鯵坂さんはさっそく、セミナー前日に自身のTwitterで公開した、約数をビジュアライズするアニメーションの制作過程をこの場で公開。手際よく数式を打ち込みながら一つ一つ工程を解説し、およそ30分で約数ビジュアライズを再現した。
Desmosは色や文字サイズの変更など操作がシンプルで、関数のサポートの幅も広い。入力した数式の意味や関数の役割などが視覚的に理解できるという点で、数学の間口を広げるアプリと言えるのではないだろうか。

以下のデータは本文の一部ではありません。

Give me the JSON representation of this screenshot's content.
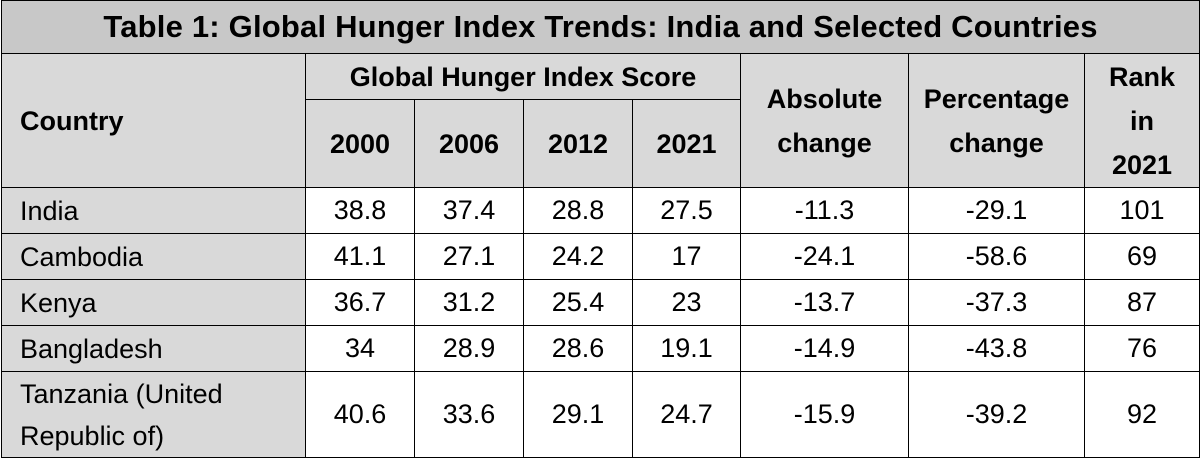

3Dにも対応、豊富なコマンドが自由度を高める「GeoGebra」
後半は、GeoGebraを使ったデモンストレーション。GeoGebraもDesmos同様にアプリ版とブラウザ版の両方が提供されているが、インターフェイスが若干異なるため、自分に合ったものを使い込んでいくのが良さそうだ。GeoGebraは座標画面にツールの呼び出しが備え付けられており、直感的な描画から数式を作成するということができる。
GeoGebraの強みは、3Dの表示が可能なこと。そこで鯵坂さんは、GeoGebraで作成した九九を階段状にビジュアライズした3D画像の再現に挑戦。時間の都合上、完成形まで作り込むことはできなかったが、角柱になる面が立体的に並んだ瞬間にはチャット欄の参加者も湧いた。
数式による入力が基本となっていたDesmosに対し、コマンドによって自由な描画を実現できるGeoGebra。数学に苦手意識を持つ人にとっては、コマンドのほうが分かりやすいかもしれない。
まずはやってみよう!数学ビジュアライズ
数学ビジュアライズに興味を持つ人は多いものの、そこから実際に作ってみようと手を動かす人は少ない、と語る鯵坂さん。アプリの使い方を紹介することで「利用者が今後少しでも増えれば」と数学の輪が広がることを願ってセミナーは幕を下ろした。
プレゼンイベントさながらにチャット欄も盛況。参加者からの質問や感想を鯵坂さんが随時拾いながら進行するスタイルは参加者との一体感を生み出した。
数学ライター&ブロガー。
自ら「数学のファン」と名乗り、その数学の魅力をさまざまな切り口で伝える。グラフ描画アプリ「Desmos」や、動的な数学アプリ「GeoGebra」を駆使した数式お絵かきを得意とする。また、大規模数学イベント「ロマンティック数学ナイト」では、ほかのプレゼンテーターとは異なる毛色のプレゼンを武器とし、毎回拍手喝采となる。共著に『笑う数学』『笑う数学 ルート4』(共にKADOKAWA)、監修に『OKRA』(正進社)がある。